子どものころから「ガムは絶対に飲んじゃダメ!」と注意された経験、誰しも一度はあるのではないでしょうか。
「7年間お腹の中に残る」「消化できないから危ない」など、いろんな話を聞きますが──本当のところはどうなのでしょうか。
この記事では、医学的根拠・ガムの成分・実際に起こりうるリスクについて、正しく解説します。
結論:基本的には、すぐに体外へ出ていく
まず結論から言うと、ガムを1~2個飲み込んでも、健康に大きな影響はありません。
ガムの主成分であるガムベース(天然または合成樹脂)は、確かに人間の消化酵素では分解できませんが、それは「消化されずにそのまま排出される」というだけの話です。
つまり、通常の飲食物と同じく便と一緒に排出されるのです。
じゃあ、なぜ「飲むな」と言われるの?
理由は主に次の2つです。
1. 消化器系に詰まるリスクがあるから
ガム1個だけなら問題ないのですが、大量にガムを飲んだり、他の異物(硬貨、プラスチック片など)と一緒に飲み込んだ場合、腸閉塞などを起こす可能性があります。
実際に、アメリカ小児科学会(AAP)などでは「小さな子どもが頻繁にガムを飲み込むと腸閉塞のリスクがある」と警告しています。
2. 誤嚥(ごえん)による窒息の可能性があるから
特に高齢者や子どもは、ガムを飲み込む際に誤って気管に入る(誤嚥)ことで、窒息や肺炎の原因になることも。
これが「なるべく噛んだら捨てるべき」と言われる理由の一つです。
「7年間お腹に残る」はウソ?
はい、都市伝説です。
ガムに限らず、食べ物が7年間も体内に残ることは通常ありえません。
消化できないものは、消化管を通過して数日以内に排泄されます。
ガムを飲み込んだときの対処法
- 1~2個であれば問題なし。

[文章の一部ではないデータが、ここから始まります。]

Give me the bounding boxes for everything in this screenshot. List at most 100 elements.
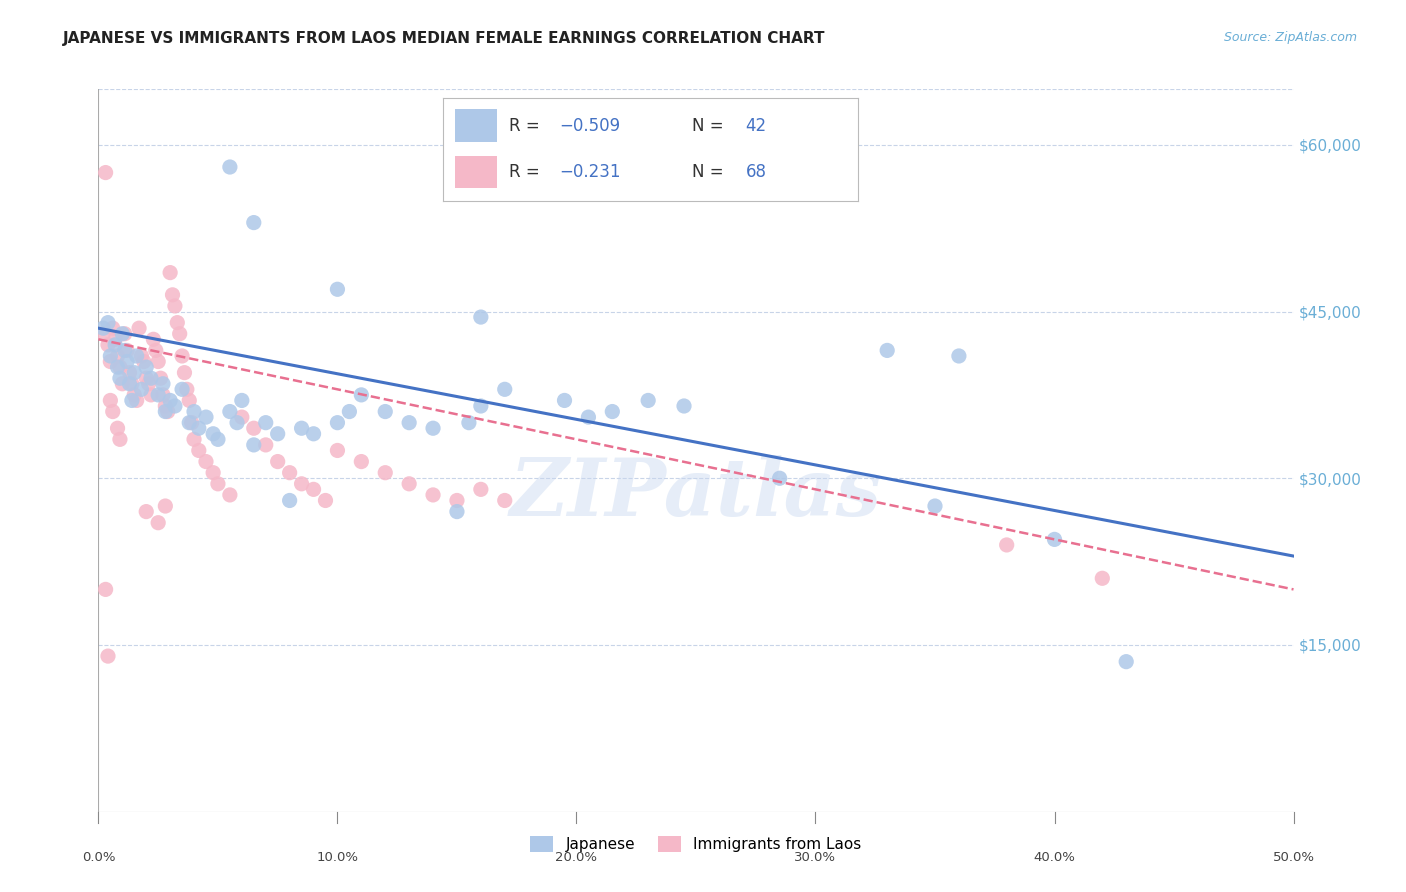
Point [115, 343, 138, 358]
Point [155, 499, 177, 513]
Point [169, 326, 191, 341]
Text: −0.509: −0.509 [560, 117, 620, 135]
Point [118, 366, 141, 380]
Text: Source: ZipAtlas.com: Source: ZipAtlas.com [1223, 31, 1357, 45]
Point [118, 376, 141, 391]
Point [108, 371, 131, 385]
Point [207, 433, 229, 447]
Point [108, 360, 131, 375]
Point [172, 349, 194, 363]
Point [458, 416, 481, 430]
Point [374, 466, 396, 480]
Point [187, 443, 209, 458]
Point [180, 416, 202, 430]
Point [494, 493, 516, 508]
Point [163, 399, 186, 413]
Point [91, 321, 114, 335]
Point [278, 493, 301, 508]
Point [98, 349, 122, 363]
Point [148, 516, 170, 530]
Point [1091, 571, 1114, 585]
Point [166, 316, 188, 330]
Point [179, 393, 201, 408]
Point [1043, 533, 1066, 547]
Point [602, 404, 624, 418]
Text: R =: R = [509, 163, 551, 181]
Point [176, 382, 198, 396]
Text: JAPANESE VS IMMIGRANTS FROM LAOS MEDIAN FEMALE EARNINGS CORRELATION CHART: JAPANESE VS IMMIGRANTS FROM LAOS MEDIAN … [63, 31, 825, 46]
Point [673, 399, 696, 413]
Point [114, 326, 136, 341]
Text: N =: N = [692, 163, 728, 181]
Point [302, 426, 325, 441]
Point [125, 349, 148, 363]
Point [554, 393, 576, 408]
Point [207, 476, 229, 491]
Point [114, 343, 136, 358]
Point [139, 371, 162, 385]
Point [155, 404, 177, 418]
Point [374, 404, 396, 418]
Point [172, 382, 194, 396]
Text: 20.0%: 20.0% [555, 851, 598, 863]
Point [339, 404, 361, 418]
Point [148, 354, 170, 368]
Point [326, 416, 349, 430]
Point [97, 649, 120, 664]
Point [302, 483, 325, 497]
Point [121, 393, 143, 408]
Point [145, 343, 167, 358]
Point [107, 360, 129, 375]
Bar [456, 110, 496, 142]
Point [876, 343, 898, 358]
Text: 50.0%: 50.0% [1272, 851, 1315, 863]
Point [111, 376, 134, 391]
Point [179, 416, 201, 430]
Point [135, 505, 157, 519]
Point [243, 438, 266, 452]
Point [124, 388, 146, 402]
Point [121, 376, 143, 391]
Point [219, 160, 242, 174]
Point [91, 326, 114, 341]
Point [422, 421, 444, 435]
Point [98, 354, 122, 368]
Point [267, 426, 290, 441]
Text: 10.0%: 10.0% [316, 851, 359, 863]
Point [202, 466, 225, 480]
Point [107, 421, 129, 435]
Point [219, 404, 242, 418]
Point [195, 410, 218, 425]
Point [94, 582, 117, 597]
Point [101, 404, 124, 418]
Point [195, 454, 218, 468]
Point [125, 393, 148, 408]
Point [578, 410, 600, 425]
Text: 30.0%: 30.0% [794, 851, 837, 863]
Point [315, 493, 337, 508]
Point [398, 416, 420, 430]
Point [173, 366, 195, 380]
Point [163, 299, 186, 313]
Point [231, 410, 253, 425]
Point [350, 454, 373, 468]
Point [138, 376, 160, 391]
Point [243, 421, 266, 435]
Point [124, 366, 146, 380]
Point [267, 454, 290, 468]
Point [149, 371, 172, 385]
Point [183, 433, 205, 447]
Point [446, 493, 468, 508]
Legend: Japanese, Immigrants from Laos: Japanese, Immigrants from Laos [524, 830, 868, 858]
Point [768, 471, 790, 485]
Point [148, 388, 170, 402]
Point [254, 416, 277, 430]
Point [131, 382, 153, 396]
Point [326, 443, 349, 458]
Point [135, 371, 157, 385]
Text: ZIPatlas: ZIPatlas [510, 455, 882, 533]
Bar [456, 155, 496, 188]
Text: 40.0%: 40.0% [1033, 851, 1076, 863]
Point [131, 349, 153, 363]
Point [291, 421, 314, 435]
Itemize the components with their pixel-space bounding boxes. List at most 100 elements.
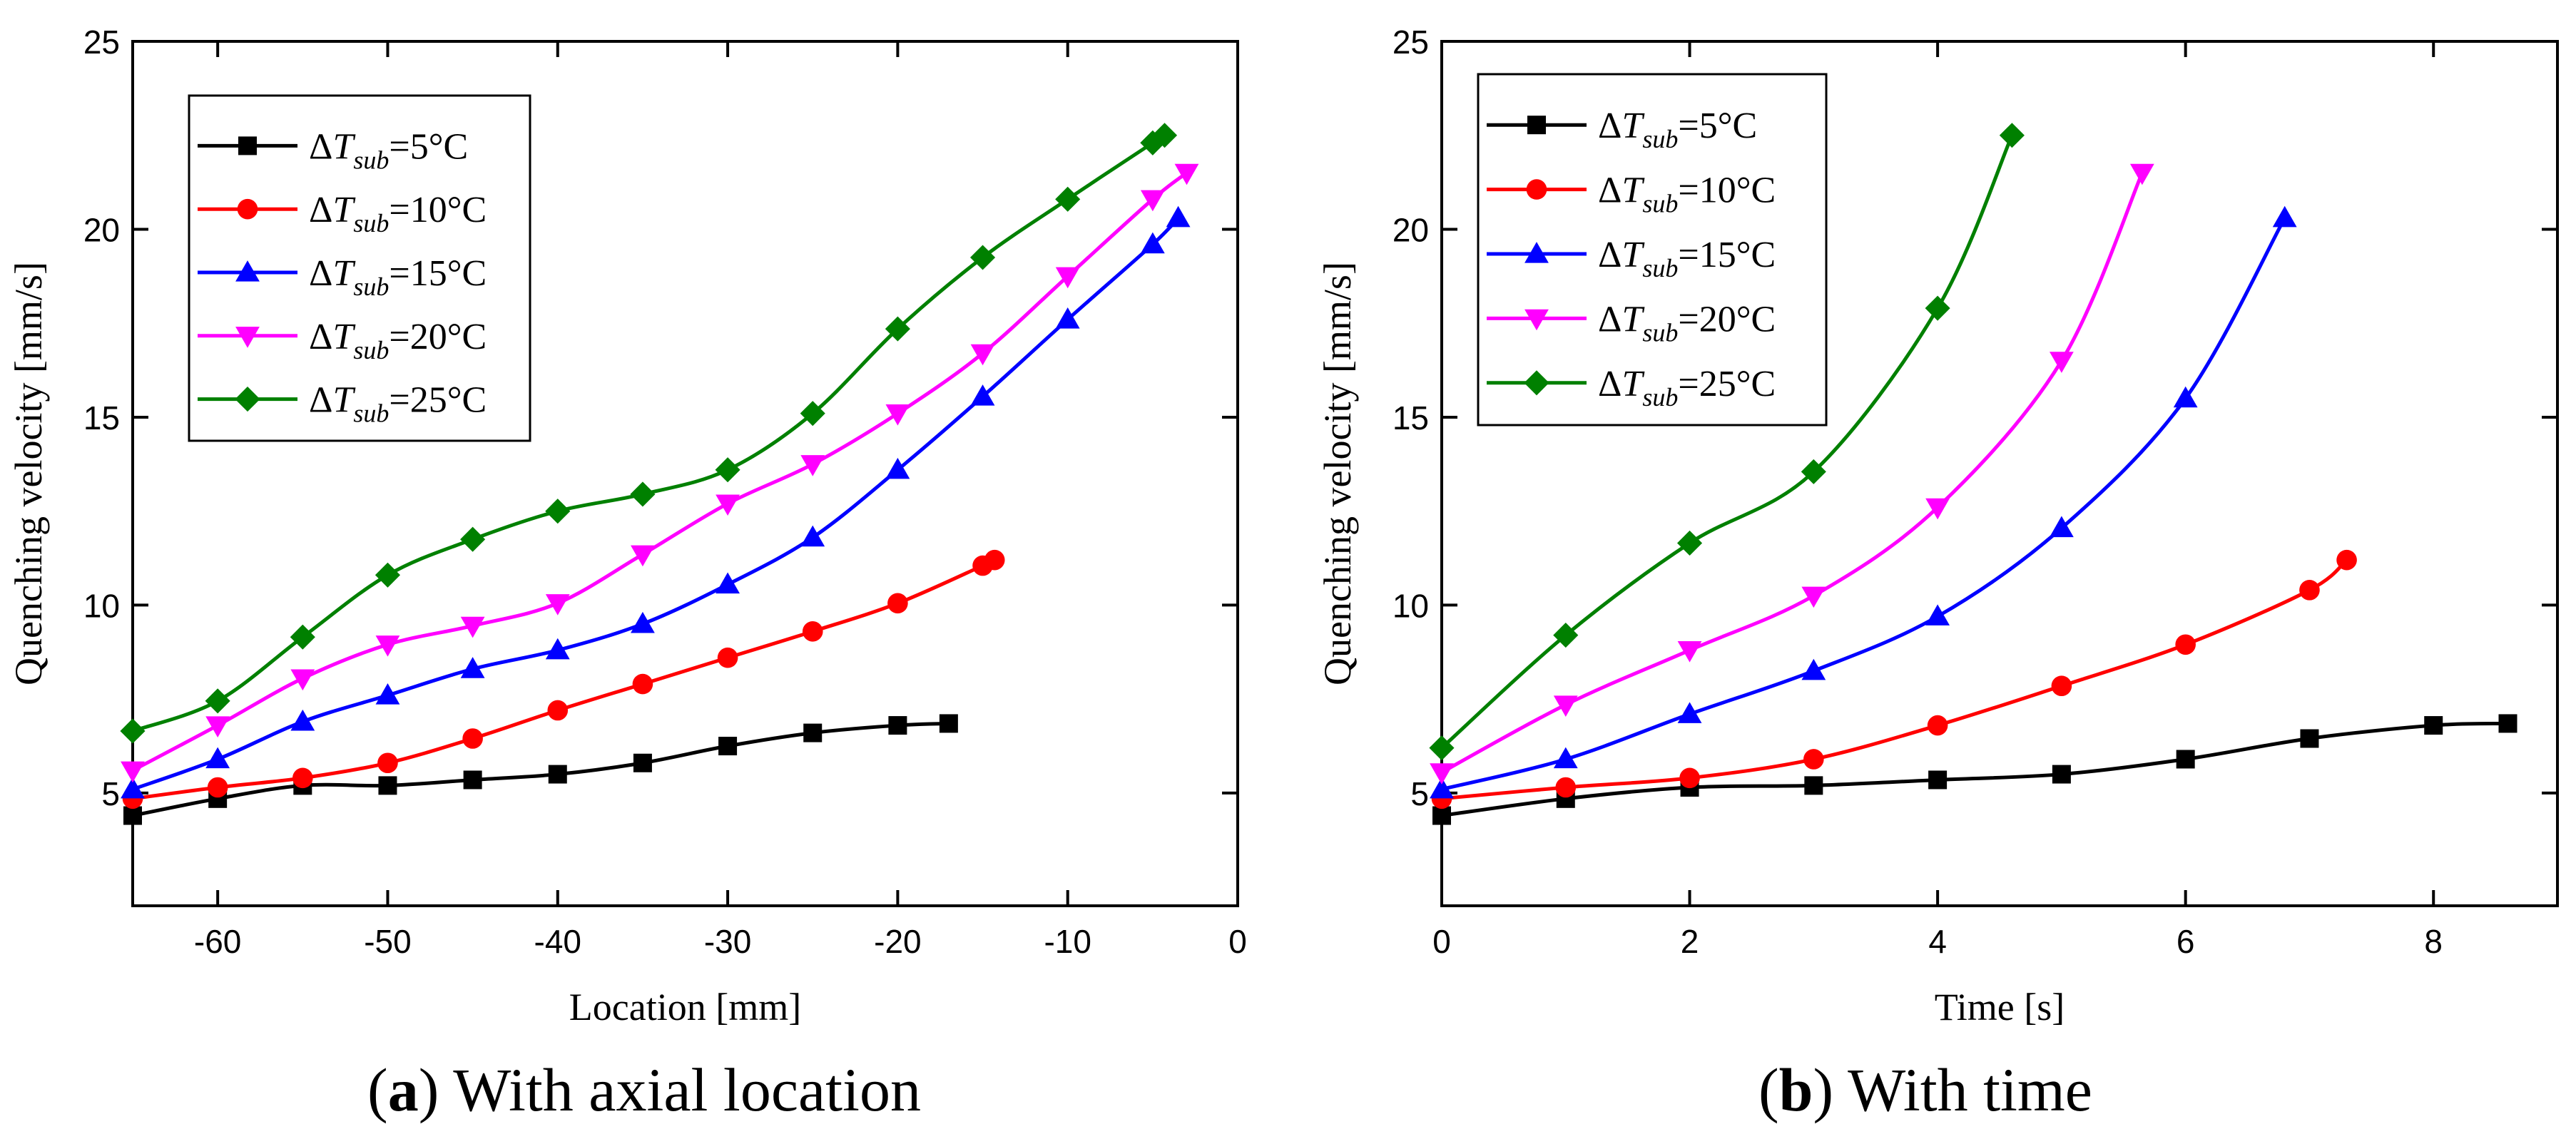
legend-marker xyxy=(235,387,260,412)
legend-subscript: sub xyxy=(353,272,389,301)
data-point xyxy=(800,401,825,427)
series-diamond xyxy=(120,123,1178,744)
legend-t: T xyxy=(332,253,355,294)
data-point xyxy=(800,525,825,547)
data-point xyxy=(205,716,230,737)
x-axis-title: Time [s] xyxy=(1935,986,2065,1028)
legend-t: T xyxy=(332,380,355,421)
legend-t: T xyxy=(332,126,355,167)
x-tick-label: -50 xyxy=(364,923,411,960)
data-point xyxy=(888,716,907,735)
y-axis-title: Quenching velocity [mm/s] xyxy=(7,262,50,685)
data-point xyxy=(1140,232,1165,254)
data-point xyxy=(1677,640,1702,663)
legend-delta: Δ xyxy=(1598,170,1622,211)
data-point xyxy=(290,709,315,731)
data-point xyxy=(984,549,1005,571)
caption-a-text: With axial location xyxy=(453,1056,921,1124)
caption-a: (a) With axial location xyxy=(367,1056,921,1124)
legend-marker xyxy=(1524,309,1549,331)
data-point xyxy=(1801,658,1826,680)
data-point xyxy=(631,545,655,567)
legend-delta: Δ xyxy=(1598,364,1622,404)
caption-b: (b) With time xyxy=(1758,1056,2092,1124)
data-point xyxy=(545,594,570,616)
data-point xyxy=(715,457,740,483)
legend-marker xyxy=(235,260,260,282)
data-point xyxy=(970,344,995,366)
data-point xyxy=(885,457,910,479)
data-point xyxy=(1804,776,1823,795)
legend-label: ΔTsub=5°C xyxy=(1598,106,1757,153)
data-point xyxy=(460,616,485,638)
legend-value: =20°C xyxy=(389,317,487,357)
x-tick-label: -60 xyxy=(194,923,241,960)
data-point xyxy=(375,635,400,657)
legend-t: T xyxy=(332,190,355,230)
y-tick-label: 10 xyxy=(1393,587,1429,624)
legend-value: =20°C xyxy=(1678,299,1776,339)
data-point xyxy=(716,494,740,516)
series-triangle-up xyxy=(121,205,1191,799)
data-point xyxy=(462,728,483,749)
data-point xyxy=(2299,580,2320,601)
series-line xyxy=(132,721,949,817)
data-point xyxy=(1151,123,1178,148)
legend-marker xyxy=(1524,370,1549,396)
y-tick-label: 20 xyxy=(83,211,120,248)
data-point xyxy=(1140,190,1165,212)
data-point xyxy=(1679,767,1700,789)
data-point xyxy=(1553,695,1578,717)
data-point xyxy=(121,777,145,799)
data-point xyxy=(1429,735,1455,761)
data-point xyxy=(1055,307,1080,329)
data-point xyxy=(1555,777,1577,798)
data-point xyxy=(1677,702,1702,723)
series-circle xyxy=(1431,549,2357,810)
data-point xyxy=(2173,386,2198,408)
legend-t: T xyxy=(1622,106,1644,146)
data-point xyxy=(120,718,146,744)
legend-marker xyxy=(237,198,258,220)
data-point xyxy=(1803,749,1824,770)
data-point xyxy=(2272,205,2297,228)
y-tick-label: 10 xyxy=(83,587,120,624)
data-point xyxy=(547,700,569,721)
data-point xyxy=(2176,750,2195,769)
data-point xyxy=(378,776,397,795)
data-point xyxy=(2049,516,2074,538)
legend-label: ΔTsub=10°C xyxy=(309,190,487,238)
data-point xyxy=(1553,747,1578,769)
legend-label: ΔTsub=20°C xyxy=(309,317,487,364)
data-point xyxy=(121,761,145,783)
data-point xyxy=(1999,123,2025,148)
legend-t: T xyxy=(1622,235,1644,275)
legend-marker xyxy=(1524,242,1549,263)
y-tick-label: 20 xyxy=(1393,211,1429,248)
y-tick-label: 5 xyxy=(1410,775,1429,812)
legend-label: ΔTsub=5°C xyxy=(309,126,468,174)
data-point xyxy=(1430,777,1454,799)
x-tick-label: 2 xyxy=(1681,923,1699,960)
legend-subscript: sub xyxy=(1642,254,1678,282)
data-point xyxy=(2498,714,2518,733)
data-point xyxy=(887,593,908,614)
data-point xyxy=(205,688,230,714)
data-point xyxy=(1055,267,1080,289)
legend-t: T xyxy=(332,317,355,357)
data-point xyxy=(290,624,315,650)
legend-subscript: sub xyxy=(353,209,389,238)
legend-value: =10°C xyxy=(1678,170,1776,211)
data-point xyxy=(2049,352,2074,373)
data-point xyxy=(545,499,571,524)
y-tick-label: 5 xyxy=(101,775,120,812)
legend-value: =5°C xyxy=(1678,106,1757,146)
legend-value: =25°C xyxy=(1678,364,1776,404)
legend-value: =15°C xyxy=(1678,235,1776,275)
legend-label: ΔTsub=25°C xyxy=(309,380,487,428)
data-point xyxy=(800,455,825,476)
x-tick-label: 6 xyxy=(2177,923,2195,960)
data-point xyxy=(292,767,313,789)
data-point xyxy=(1927,715,1948,736)
legend: ΔTsub=5°CΔTsub=10°CΔTsub=15°CΔTsub=20°CΔ… xyxy=(188,94,531,442)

無理に吐き出さない。
- 異物と一緒に飲んだ/子どもが大量に飲んだ場合は医師へ相談。
- 呼吸が苦しそう、咳き込んでいる場合は誤嚥の可能性があるので119番も視野に。
まとめ
「ガムは飲んじゃダメ!」と言われるのは、迷信ではなく、窒息や腸閉塞といったリスクを避けるためでした。
ただし、1~2個を飲み込んでも基本的には大きな問題はありません。
ガムを食べるときは、「噛んだら包んで捨てる」ことを習慣にしておくのが安心ですね。